We started Marcus on a benzodiazepine, adjusting it daily. Soon thereafter, I heard a voice coming from his room. Marcus’ parents had played R&B superstar John Legend’s latest album in his room constantly, but only now did we hear Marcus singing along. That day, I walked in to find his parents sitting agape nearby as Marcus crooned along with every word, even subtly tapping his foot to the beat. He was reawakening.
Soon, he spoke in short phrases and moved his arms and legs, though even at maximum doses of his medication, he still could not feed himself or walk. We turned to another treatment — electroconvulsive therapy (ECT), which has been quite effective for patients with catatonia.
Marcus’ father, an electrician, was particularly intrigued.
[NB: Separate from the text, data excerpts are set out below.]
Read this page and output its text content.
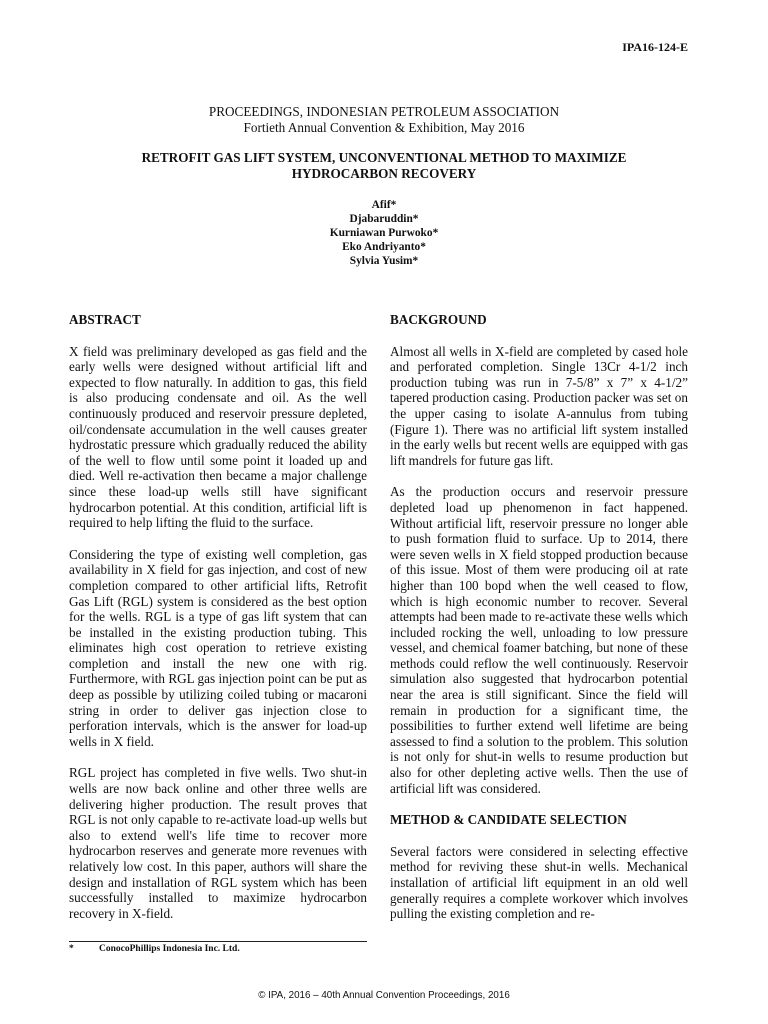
IPA16-124-E
PROCEEDINGS, INDONESIAN PETROLEUM ASSOCIATION
Fortieth Annual Convention & Exhibition, May 2016
RETROFIT GAS LIFT SYSTEM, UNCONVENTIONAL METHOD TO MAXIMIZE
HYDROCARBON RECOVERY
Afif*
Djabaruddin*
Kurniawan Purwoko*
Eko Andriyanto*
Sylvia Yusim*
ABSTRACT

X field was preliminary developed as gas field and the early wells were designed without artificial lift and expected to flow naturally. In addition to gas, this field is also producing condensate and oil. As the well continuously produced and reservoir pressure depleted, oil/condensate accumulation in the well causes greater hydrostatic pressure which gradually reduced the ability of the well to flow until some point it loaded up and died. Well re-activation then became a major challenge since these load-up wells still have significant hydrocarbon potential. At this condition, artificial lift is required to help lifting the fluid to the surface.

Considering the type of existing well completion, gas availability in X field for gas injection, and cost of new completion compared to other artificial lifts, Retrofit Gas Lift (RGL) system is considered as the best option for the wells. RGL is a type of gas lift system that can be installed in the existing production tubing. This eliminates high cost operation to retrieve existing completion and install the new one with rig. Furthermore, with RGL gas injection point can be put as deep as possible by utilizing coiled tubing or macaroni string in order to deliver gas injection close to perforation intervals, which is the answer for load-up wells in X field.

RGL project has completed in five wells. Two shut-in wells are now back online and other three wells are delivering higher production. The result proves that RGL is not only capable to re-activate load-up wells but also to extend well's life time to recover more hydrocarbon reserves and generate more revenues with relatively low cost. In this paper, authors will share the design and installation of RGL system which has been successfully installed to maximize hydrocarbon recovery in X-field.

BACKGROUND

Almost all wells in X-field are completed by cased hole and perforated completion. Single 13Cr 4-1/2 inch production tubing was run in 7-5/8” x 7” x 4-1/2” tapered production casing. Production packer was set on the upper casing to isolate A-annulus from tubing (Figure 1). There was no artificial lift system installed in the early wells but recent wells are equipped with gas lift mandrels for future gas lift.

As the production occurs and reservoir pressure depleted load up phenomenon in fact happened. Without artificial lift, reservoir pressure no longer able to push formation fluid to surface. Up to 2014, there were seven wells in X field stopped production because of this issue. Most of them were producing oil at rate higher than 100 bopd when the well ceased to flow, which is high economic number to recover. Several attempts had been made to re-activate these wells which included rocking the well, unloading to low pressure vessel, and chemical foamer batching, but none of these methods could reflow the well continuously. Reservoir simulation also suggested that hydrocarbon potential near the area is still significant. Since the field will remain in production for a significant time, the possibilities to further extend well lifetime are being assessed to find a solution to the problem. This solution is not only for shut-in wells to resume production but also for other depleting active wells. Then the use of artificial lift was considered.

METHOD & CANDIDATE SELECTION

Several factors were considered in selecting effective method for reviving these shut-in wells. Mechanical installation of artificial lift equipment in an old well generally requires a complete workover which involves pulling the existing completion and re-

*	ConocoPhillips Indonesia Inc. Ltd.
© IPA, 2016 – 40th Annual Convention Proceedings, 2016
“It’s like resetting the circuit breakers in his brain,” he joked.
Few places will treat pediatric patients with ECT, so with the consent of his parents and doctors, Marcus took trips from our hospital to a specialty center across town several times a week for his treatment.
The ECT completed what the benzodiazepines had started — Marcus emerged completely. As he became more able to speak, he described to us a deep depression that had worsened over months. Embarrassed and overwhelmed, he had kept his sad and suicidal thoughts hidden from his family and friends. Once he began to hear voices and withdraw, he was unable to tell his story. Armed with this new knowledge, we found a helpful regimen of medication and intensive psychotherapy for Marcus. He returned to his bright, energetic self, singing and dancing as heartily as before.